Недели через две после возвращения полка я стал полноценным сержантом второго взвода связи. Тянул наряды, летал в каптерке и столовой, убирал в палатке.
Как все. Будто всю жизнь тут служил и не было никакой учебки.
В моем призыве было пять человек. Если всю работу поделить на пятерых, то каждому достается не так много. И времени тебе хватит на все, если научишься правильно планировать свой день.
Был, правда один момент… Не совсем приятный, а совсем даже неприятный.
Один раз после отбоя Полтава решил постираться. Он налил в стальной термос, в котором обычно стирались, воды, насыпал порошка, утопил в нем свое белье, поставил на печку и бросил мне, укрываясь одеялом:
- Ночью постираешь.
- Са-ня, - обломил я своего дедушку, - я не буду стирать твое белье.
Все в палатке затихли, ожидая, какую кару Полтава решит обрушить на голову взбурнувшего духа.
- Ну, тогда сними, как закипит, и разбуди меня.
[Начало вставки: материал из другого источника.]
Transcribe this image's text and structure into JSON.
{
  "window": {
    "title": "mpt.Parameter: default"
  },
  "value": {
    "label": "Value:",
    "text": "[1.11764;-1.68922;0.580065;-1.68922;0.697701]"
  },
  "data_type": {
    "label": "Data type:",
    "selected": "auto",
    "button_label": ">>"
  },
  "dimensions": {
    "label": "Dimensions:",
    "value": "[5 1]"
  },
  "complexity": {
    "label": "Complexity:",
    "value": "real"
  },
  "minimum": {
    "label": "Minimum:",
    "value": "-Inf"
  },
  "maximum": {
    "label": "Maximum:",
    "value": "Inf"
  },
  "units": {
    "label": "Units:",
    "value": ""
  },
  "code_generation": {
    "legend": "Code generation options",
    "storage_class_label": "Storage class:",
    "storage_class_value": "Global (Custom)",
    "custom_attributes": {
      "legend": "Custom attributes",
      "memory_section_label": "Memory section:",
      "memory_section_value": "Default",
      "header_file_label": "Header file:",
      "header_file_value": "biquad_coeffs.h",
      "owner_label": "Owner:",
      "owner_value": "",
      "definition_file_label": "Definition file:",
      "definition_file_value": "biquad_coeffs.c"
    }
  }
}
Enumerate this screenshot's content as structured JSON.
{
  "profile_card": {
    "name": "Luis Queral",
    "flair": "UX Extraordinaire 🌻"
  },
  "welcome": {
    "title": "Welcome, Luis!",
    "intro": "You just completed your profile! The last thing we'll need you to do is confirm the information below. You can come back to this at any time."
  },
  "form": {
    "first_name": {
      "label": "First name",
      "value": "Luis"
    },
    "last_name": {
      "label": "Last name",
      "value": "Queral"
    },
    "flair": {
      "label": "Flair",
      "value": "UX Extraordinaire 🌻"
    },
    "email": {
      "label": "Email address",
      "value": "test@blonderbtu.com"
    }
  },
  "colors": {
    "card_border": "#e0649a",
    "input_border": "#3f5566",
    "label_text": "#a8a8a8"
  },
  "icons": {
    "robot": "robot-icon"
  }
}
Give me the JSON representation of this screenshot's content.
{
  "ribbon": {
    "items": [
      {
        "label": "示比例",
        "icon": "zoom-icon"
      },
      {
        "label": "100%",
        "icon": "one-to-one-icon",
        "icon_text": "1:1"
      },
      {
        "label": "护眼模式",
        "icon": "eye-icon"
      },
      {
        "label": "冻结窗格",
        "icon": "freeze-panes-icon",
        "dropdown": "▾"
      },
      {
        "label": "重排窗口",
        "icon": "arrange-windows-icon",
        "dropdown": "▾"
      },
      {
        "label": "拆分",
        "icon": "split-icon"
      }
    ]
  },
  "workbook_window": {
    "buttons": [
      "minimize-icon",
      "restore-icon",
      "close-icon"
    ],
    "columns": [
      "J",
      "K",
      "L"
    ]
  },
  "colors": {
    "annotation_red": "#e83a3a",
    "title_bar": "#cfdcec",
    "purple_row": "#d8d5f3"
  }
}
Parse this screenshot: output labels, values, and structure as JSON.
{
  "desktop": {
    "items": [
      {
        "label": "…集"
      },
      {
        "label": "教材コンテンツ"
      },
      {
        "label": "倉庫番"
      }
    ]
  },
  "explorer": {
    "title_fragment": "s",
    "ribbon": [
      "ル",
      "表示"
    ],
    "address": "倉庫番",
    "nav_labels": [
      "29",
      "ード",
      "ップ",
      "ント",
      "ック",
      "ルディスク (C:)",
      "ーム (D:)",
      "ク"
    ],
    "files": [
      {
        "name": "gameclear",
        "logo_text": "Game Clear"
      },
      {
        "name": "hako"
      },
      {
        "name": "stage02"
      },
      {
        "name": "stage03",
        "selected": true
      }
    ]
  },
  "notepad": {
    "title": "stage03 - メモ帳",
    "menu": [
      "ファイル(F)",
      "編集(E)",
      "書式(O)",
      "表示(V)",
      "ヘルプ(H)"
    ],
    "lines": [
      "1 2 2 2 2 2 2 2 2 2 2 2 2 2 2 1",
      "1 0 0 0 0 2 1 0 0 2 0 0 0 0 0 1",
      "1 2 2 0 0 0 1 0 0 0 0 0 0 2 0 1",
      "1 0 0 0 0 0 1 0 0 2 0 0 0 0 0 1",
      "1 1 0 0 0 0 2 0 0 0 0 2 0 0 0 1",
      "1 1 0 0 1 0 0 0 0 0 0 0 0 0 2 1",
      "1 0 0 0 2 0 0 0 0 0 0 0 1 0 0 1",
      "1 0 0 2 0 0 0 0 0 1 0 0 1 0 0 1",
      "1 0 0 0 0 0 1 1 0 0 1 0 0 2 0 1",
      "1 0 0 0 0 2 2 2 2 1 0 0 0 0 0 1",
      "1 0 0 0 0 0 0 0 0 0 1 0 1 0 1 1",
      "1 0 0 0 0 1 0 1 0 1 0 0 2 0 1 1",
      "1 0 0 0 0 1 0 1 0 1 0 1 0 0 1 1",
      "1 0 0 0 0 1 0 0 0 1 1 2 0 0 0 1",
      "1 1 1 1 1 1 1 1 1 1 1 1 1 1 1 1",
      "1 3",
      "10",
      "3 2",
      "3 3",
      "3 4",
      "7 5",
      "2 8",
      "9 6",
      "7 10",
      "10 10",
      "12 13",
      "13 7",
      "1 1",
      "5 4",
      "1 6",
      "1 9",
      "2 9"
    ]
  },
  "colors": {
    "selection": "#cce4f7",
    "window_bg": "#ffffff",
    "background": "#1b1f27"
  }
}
Полтава повернулся на бок и уснул.
Все разочарованно загудели и тоже легли, лишенные зрелища корриды.
Ночью я разбудил Полтаву и тот понес горячий термос с бельем в солдатский умывальник, а утром в палатке щеголял в белоснежных зимних кальсонах перед взводом.
Гена Авакиви - тот еще урод - кинул мне свою хэбэшку:
- Подошьешь.
Генина хэбэшка, отлетев от меня как мяч от стенки, полетела на его кровать, а я получил из Гениных поросячьих рук два раза по соплям.
И всё!
Сопли я тут же утер, но больше ко мне никто не обращался с просьбами-приказами постирать, подшить или погладить. И не было тут никакого моего героизма или особенной смелости. Я просто прикинул, что во взводе всего четыре деда и, если я получу по сусалам только четыре раза, то на ближайшие полгода буду избавлен от ненужной и унизительной работы по бытовому обслуживанию дедов.